The Energy Opportunity Cost of Non-Energy Inputs

This is a tough concept to grasp, but very important in understanding the economics of renewable energy. Many in the PV industry like to claim that the energy payback of the PV panel is quick, but this is misleading since the value of the energy opportunity costs of the non-energy inputs is ignored. Let me try to explain. I hope you can take the time to understand this concept, I had to hear it a few times before it sank in to my thinking.

The non-energy inputs required to make a solar panel can include; aluminium (frame), glass, copper, labor, and capital. But all of these non-energy inputs could be used to make or save energy in other ways. The aluminum in the frames could be used to make vehicles lighter and save fuel. The labor making the panel could be used to change an air filter in a car or air up its tires, or add insulation to a house. The copper could be used to increase the efficiency of an electric motor or reduce the electrical losses in a transmission line.

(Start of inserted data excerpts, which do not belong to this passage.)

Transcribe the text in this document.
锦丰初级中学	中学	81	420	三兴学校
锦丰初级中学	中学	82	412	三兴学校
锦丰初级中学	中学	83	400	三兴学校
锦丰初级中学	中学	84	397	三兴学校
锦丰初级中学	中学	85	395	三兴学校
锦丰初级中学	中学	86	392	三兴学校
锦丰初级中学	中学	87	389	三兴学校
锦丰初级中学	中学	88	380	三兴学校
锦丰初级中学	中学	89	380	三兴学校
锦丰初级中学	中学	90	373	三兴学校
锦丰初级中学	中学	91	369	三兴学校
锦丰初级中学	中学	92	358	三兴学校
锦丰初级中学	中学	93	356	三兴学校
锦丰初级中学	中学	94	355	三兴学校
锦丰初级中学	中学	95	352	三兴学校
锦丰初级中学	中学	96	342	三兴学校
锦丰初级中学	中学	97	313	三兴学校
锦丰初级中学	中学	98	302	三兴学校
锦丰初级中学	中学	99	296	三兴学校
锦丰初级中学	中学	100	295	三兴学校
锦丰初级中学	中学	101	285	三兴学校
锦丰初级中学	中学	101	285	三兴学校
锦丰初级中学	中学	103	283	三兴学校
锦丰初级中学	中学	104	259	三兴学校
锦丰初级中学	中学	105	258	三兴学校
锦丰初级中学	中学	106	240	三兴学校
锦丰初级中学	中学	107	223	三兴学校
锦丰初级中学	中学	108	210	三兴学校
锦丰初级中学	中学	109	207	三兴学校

When non-energy inputs such as labor, materials, capital, and land are used to make PV panels, they are no longer available to be used to save energy in other ways and their opportunity to make or save energy is lost. This is the energy opportunity cost of non-energy inputs.

The next logical question is "how can all the inputs be used in a more energy optimal way?" Should we use the copper in an electric motor or in wiring? An engineer might be tempted to calculate the marginal efficiency gain in the motor or in the wire and determine which is more optimal, and she might be correct. But maybe the analysis forgot to consider copper's use as a conductor in a heat exchanger to improve the efficiency of a refrigeration system, or even copper's use as a decorative object? How is this trade-off made? The answer is surprisingly simple; who will pay the most for the copper? This determines its optimal use.

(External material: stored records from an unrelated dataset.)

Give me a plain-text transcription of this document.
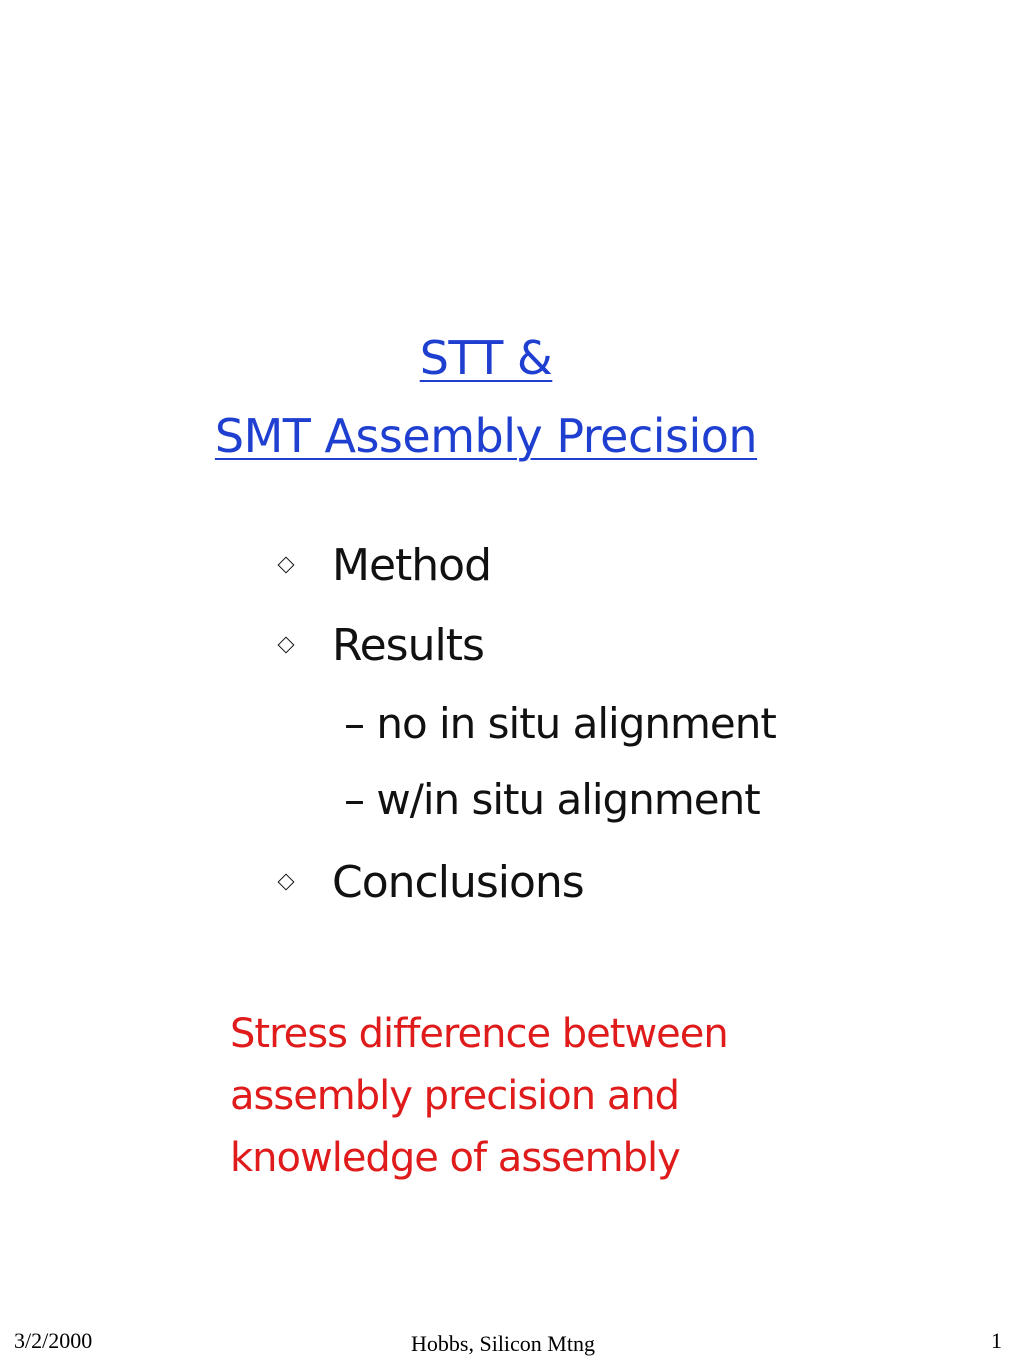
STT &
SMT Assembly Precision
Method
Results
– no in situ alignment
– w/in situ alignment
Conclusions
Stress difference between
assembly precision and
knowledge of assembly
3/2/2000	Hobbs, Silicon Mtng	1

So how does this apply to solar panels? If the sum of the costs of the inputs to make a solar panel are less than the value of the power it produces, a market should develop for producing solar panels. But what if the return is negative, which is the case with PV panels without any subsidies? Then the numbers tell us the labor, copper, aluminum, glass, energy, capital, and other resources used to make the panel could have/should have been used to save or make more energy had they been allocated to other activities, like making compact fluorescent light bulbs, or wind machines.

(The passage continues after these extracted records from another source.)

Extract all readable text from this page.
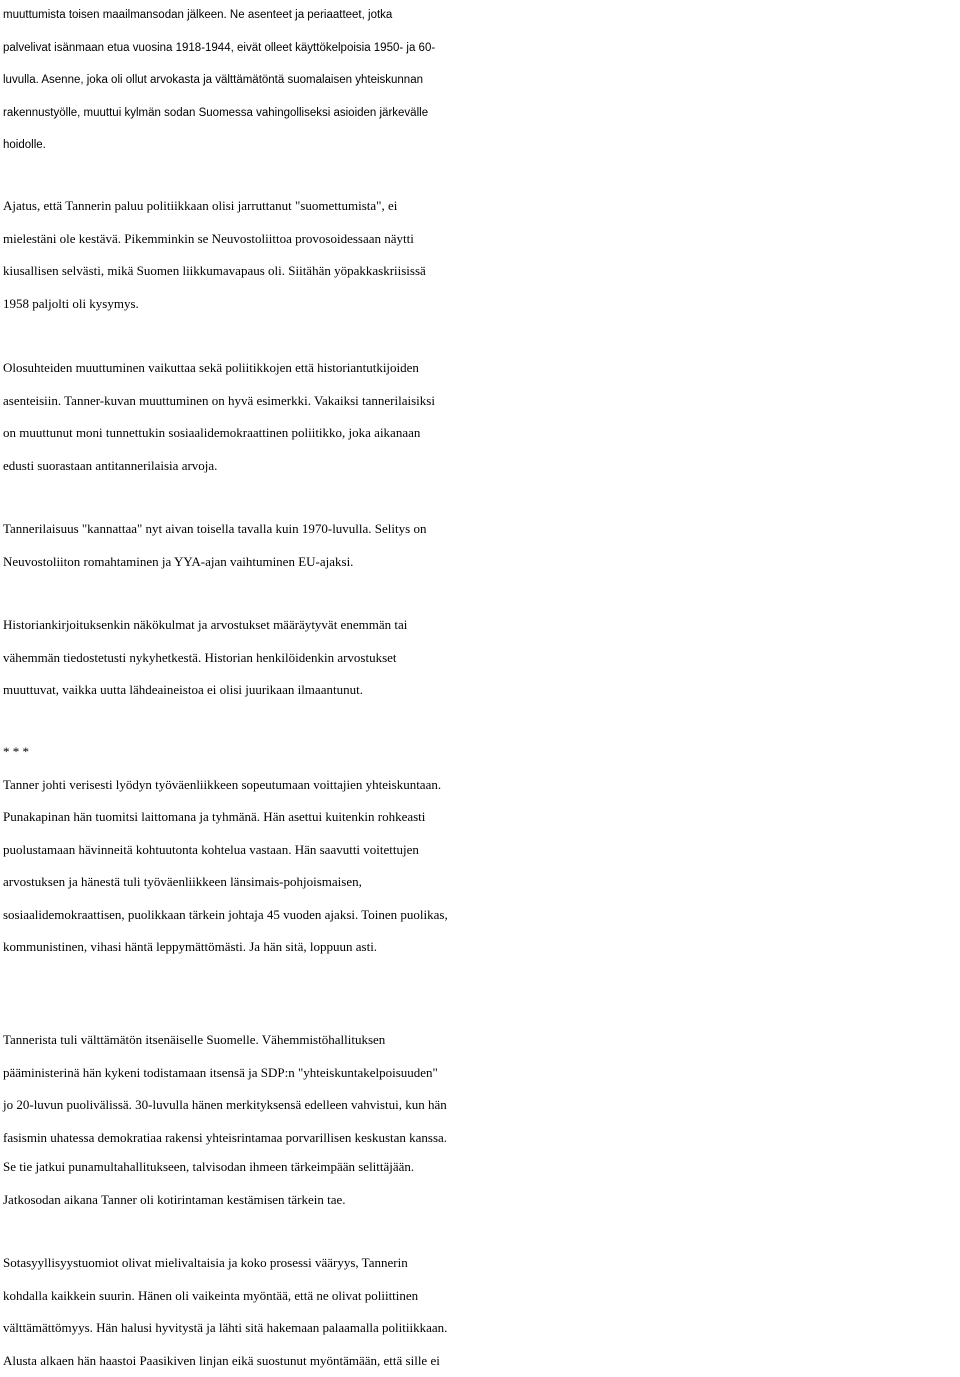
muuttumista toisen maailmansodan jälkeen. Ne asenteet ja periaatteet, jotka
palvelivat isänmaan etua vuosina 1918-1944, eivät olleet käyttökelpoisia 1950- ja 60-
luvulla. Asenne, joka oli ollut arvokasta ja välttämätöntä suomalaisen yhteiskunnan
rakennustyölle, muuttui kylmän sodan Suomessa vahingolliseksi asioiden järkevälle
hoidolle.
Ajatus, että Tannerin paluu politiikkaan olisi jarruttanut "suomettumista", ei
mielestäni ole kestävä. Pikemminkin se Neuvostoliittoa provosoidessaan näytti
kiusallisen selvästi, mikä Suomen liikkumavapaus oli. Siitähän yöpakkaskriisissä
1958 paljolti oli kysymys.
Olosuhteiden muuttuminen vaikuttaa sekä poliitikkojen että historiantutkijoiden
asenteisiin. Tanner-kuvan muuttuminen on hyvä esimerkki. Vakaiksi tannerilaisiksi
on muuttunut moni tunnettukin sosiaalidemokraattinen poliitikko, joka aikanaan
edusti suorastaan antitannerilaisia arvoja.
Tannerilaisuus "kannattaa" nyt aivan toisella tavalla kuin 1970-luvulla. Selitys on
Neuvostoliiton romahtaminen ja YYA-ajan vaihtuminen EU-ajaksi.
Historiankirjoituksenkin näkökulmat ja arvostukset määräytyvät enemmän tai
vähemmän tiedostetusti nykyhetkestä. Historian henkilöidenkin arvostukset
muuttuvat, vaikka uutta lähdeaineistoa ei olisi juurikaan ilmaantunut.
* * *
Tanner johti verisesti lyödyn työväenliikkeen sopeutumaan voittajien yhteiskuntaan.
Punakapinan hän tuomitsi laittomana ja tyhmänä. Hän asettui kuitenkin rohkeasti
puolustamaan hävinneitä kohtuutonta kohtelua vastaan. Hän saavutti voitettujen
arvostuksen ja hänestä tuli työväenliikkeen länsimais-pohjoismaisen,
sosiaalidemokraattisen, puolikkaan tärkein johtaja 45 vuoden ajaksi. Toinen puolikas,
kommunistinen, vihasi häntä leppymättömästi. Ja hän sitä, loppuun asti.
Tannerista tuli välttämätön itsenäiselle Suomelle. Vähemmistöhallituksen
pääministerinä hän kykeni todistamaan itsensä ja SDP:n "yhteiskuntakelpoisuuden"
jo 20-luvun puolivälissä. 30-luvulla hänen merkityksensä edelleen vahvistui, kun hän
fasismin uhatessa demokratiaa rakensi yhteisrintamaa porvarillisen keskustan kanssa.
Se tie jatkui punamultahallitukseen, talvisodan ihmeen tärkeimpään selittäjään.
Jatkosodan aikana Tanner oli kotirintaman kestämisen tärkein tae.
Sotasyyllisyystuomiot olivat mielivaltaisia ja koko prosessi vääryys, Tannerin
kohdalla kaikkein suurin. Hänen oli vaikeinta myöntää, että ne olivat poliittinen
välttämättömyys. Hän halusi hyvitystä ja lähti sitä hakemaan palaamalla politiikkaan.
Alusta alkaen hän haastoi Paasikiven linjan eikä suostunut myöntämään, että sille ei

The other result of this logic can be the most disturbing, that is we will deplete our resources of oil and put more CO2 in the air faster by making panels than if we did not. Or even worse, given the negative net present value of PV systems not including the cost of the panels, we would be better off having made the panels to simply take them directly to a land fill rather than using the additional resources to actually connect them to the grid.